Dog’s Wagging Tail

My dog, Churchill Graham, a mixture of Dalmatian labradors, regularly stirs. I am fascinated when I watch and listen to Churchill Graham’s tail wag against the wall, on the carpet, on the bed, on the furniture and wherever it is! He wags his tail in response to eavesdropping, shouting his name; heard courtesy of his adoptive dog sister; and other daily disturbances. For Churchill Graham, the movement is a knock, a knock, a knock, a knock, a knock, a knock… against all solid, with naturally powerful body movement, best known for the breed of Labrador Retriever.

I have often wondered … Why do dogs wag their tails? Why is Churchill Graham moving so fast and with so much exercise?

A popular story says that dogs wag their tails out of kindness.
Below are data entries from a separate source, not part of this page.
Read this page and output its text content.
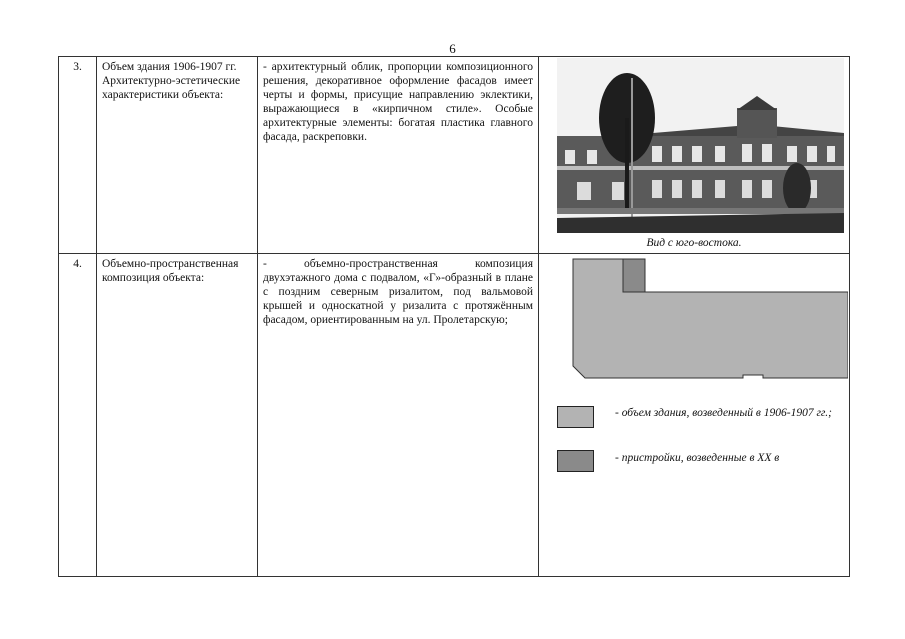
6
3.	Объем здания 1906-1907 гг. Архитектурно-эстетические характеристики объекта:	- архитектурный облик, пропорции композиционного решения, декоративное оформление фасадов имеет черты и формы, присущие направлению эклектики, выражающиеся в «кирпичном стиле». Особые архитектурные элементы: богатая пластика главного фасада, раскреповки.	Вид с юго-востока.

4.	Объемно-пространственная композиция объекта:	- объемно-пространственная композиция двухэтажного дома с подвалом, «Г»-образный в плане с поздним северным ризалитом, под вальмовой крышей и односкатной у ризалита с протяжённым фасадом, ориентированным на ул. Пролетарскую;	- объем здания, возведенный в 1906-1907 гг.;
- пристройки, возведенные в XX в
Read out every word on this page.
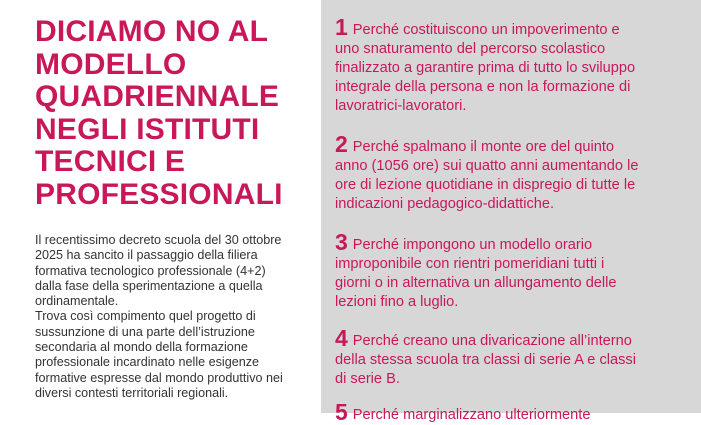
DICIAMO NO AL
MODELLO
QUADRIENNALE
NEGLI ISTITUTI
TECNICI E
PROFESSIONALI

Il recentissimo decreto scuola del 30 ottobre
2025 ha sancito il passaggio della filiera
formativa tecnologico professionale (4+2)
dalla fase della sperimentazione a quella
ordinamentale.

Trova così compimento quel progetto di
sussunzione di una parte dell’istruzione
secondaria al mondo della formazione
professionale incardinato nelle esigenze
formative espresse dal mondo produttivo nei
diversi contesti territoriali regionali.

1 Perché costituiscono un impoverimento e
uno snaturamento del percorso scolastico
finalizzato a garantire prima di tutto lo sviluppo
integrale della persona e non la formazione di
lavoratrici-lavoratori.
2 Perché spalmano il monte ore del quinto
anno (1056 ore) sui quatto anni aumentando le
ore di lezione quotidiane in dispregio di tutte le
indicazioni pedagogico-didattiche.
3 Perché impongono un modello orario
improponibile con rientri pomeridiani tutti i
giorni o in alternativa un allungamento delle
lezioni fino a luglio.
4 Perché creano una divaricazione all’interno
della stessa scuola tra classi di serie A e classi
di serie B.
5 Perché marginalizzano ulteriormente
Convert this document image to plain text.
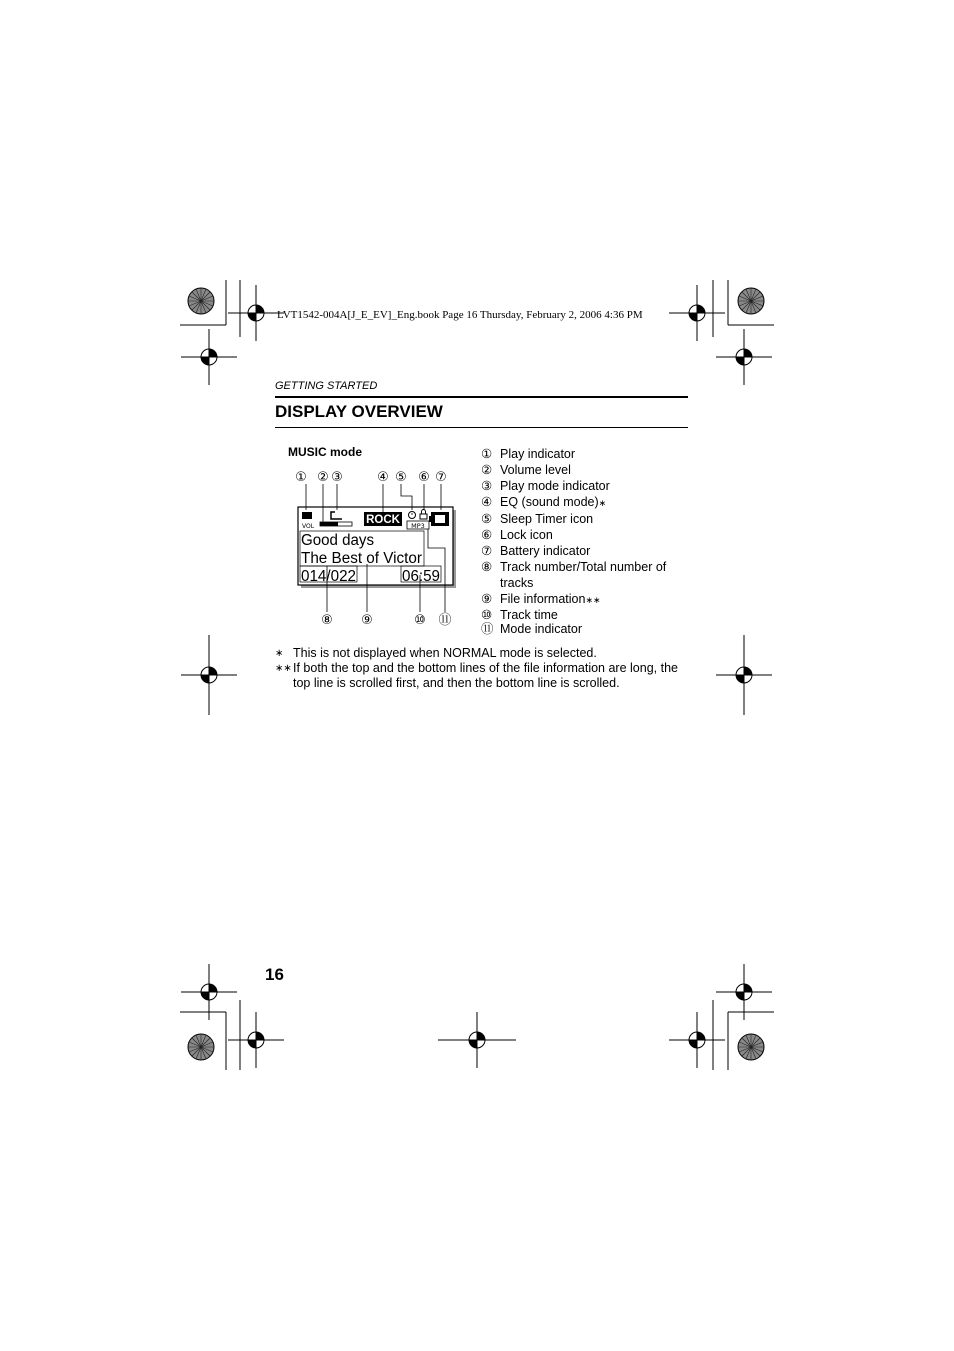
LVT1542-004A[J_E_EV]_Eng.book Page 16 Thursday, February 2, 2006 4:36 PM
GETTING STARTED
DISPLAY OVERVIEW
MUSIC mode
① ② ③	④ ⑤ ⑥ ⑦
⑧ ⑨	⑩ ⑪
VOL
ROCK MP3
Good days
The Best of Victor
014/022	06:59
① Play indicator
② Volume level
③ Play mode indicator
④ EQ (sound mode)∗
⑤ Sleep Timer icon
⑥ Lock icon
⑦ Battery indicator
⑧ Track number/Total number of tracks
⑨ File information∗∗
⑩ Track time
⑪ Mode indicator
∗ This is not displayed when NORMAL mode is selected.
∗∗ If both the top and the bottom lines of the file information are long, the top line is scrolled first, and then the bottom line is scrolled.
16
Another reason for the excitement is the submissive behavior of the prelude, especially in relation to the older member of the dog pack.

However, I have found that the phenomenon of wagging is caused by the general emotional state of dogs. This state is in a “state of conflict.” When this condition is felt, the dog feels that it is pulled in two directions at the same time. He wants to go forward and at the same time leave. Consequently, the dog’s back-and-forth movement or thrust and pushing the dog forward, but at the same time makes it hold back. It is strange that the urge to escape arises automatically and is caused by fear. But the desire to stay dog harder. This cross-emotional energy accumulates in the physical body of the dog.

Its inherent rhythmic movement, consisting of pulling and pushing the dog back and forth, and forcing the dog to restrain, is a state of “conflict attraction”, which is why dogs wag their tail.

But where does the conflict come from? It’s similar to Einstein’s formula E q MC2;. An abbreviation for science that the energy in matter is equal to the mass in grams multiplied by a square of light speed in centimeters per second. This explains why electrons weigh more during movement than at rest. This is why vibrations in the dog’s body interact with so much moving energy, with more energy than the body can process at this time… This wagging tail is the body’s physiological response to the release of excess energy!

Looking at Churchill Graham now, I not only see his tail wagging, but his body moves with a certain impulse.

This science of behavior seems like a confusing sketch of energy keys, but the hallmark of anxiety is the body language that we all perceive from our dogs daily, and now that these causes have been revealed, I want to share it.

Author Judith Katherine Lam is a certified canine massage therapist sponsored by Canine Visions for a healthy dog. Other companies include: Canine Visions Cooking For Dog, Canine Visions Maui Dog News, Canine Visions Healthy Dog, Canine Visions Public Relations, Canine Visions Concierge
Public relations and marketing is Ms. Lam’s first professional career to continue this business. Dogs of all breeds are the passion of Judith Katherine, who has been with Judith Katherine for a long time, and recently she became a specialist in dog health … smart move, because dogs always give unconditional love, loyalty and “hugs.” People are more complicated, but, again, that’s what makes the world spin.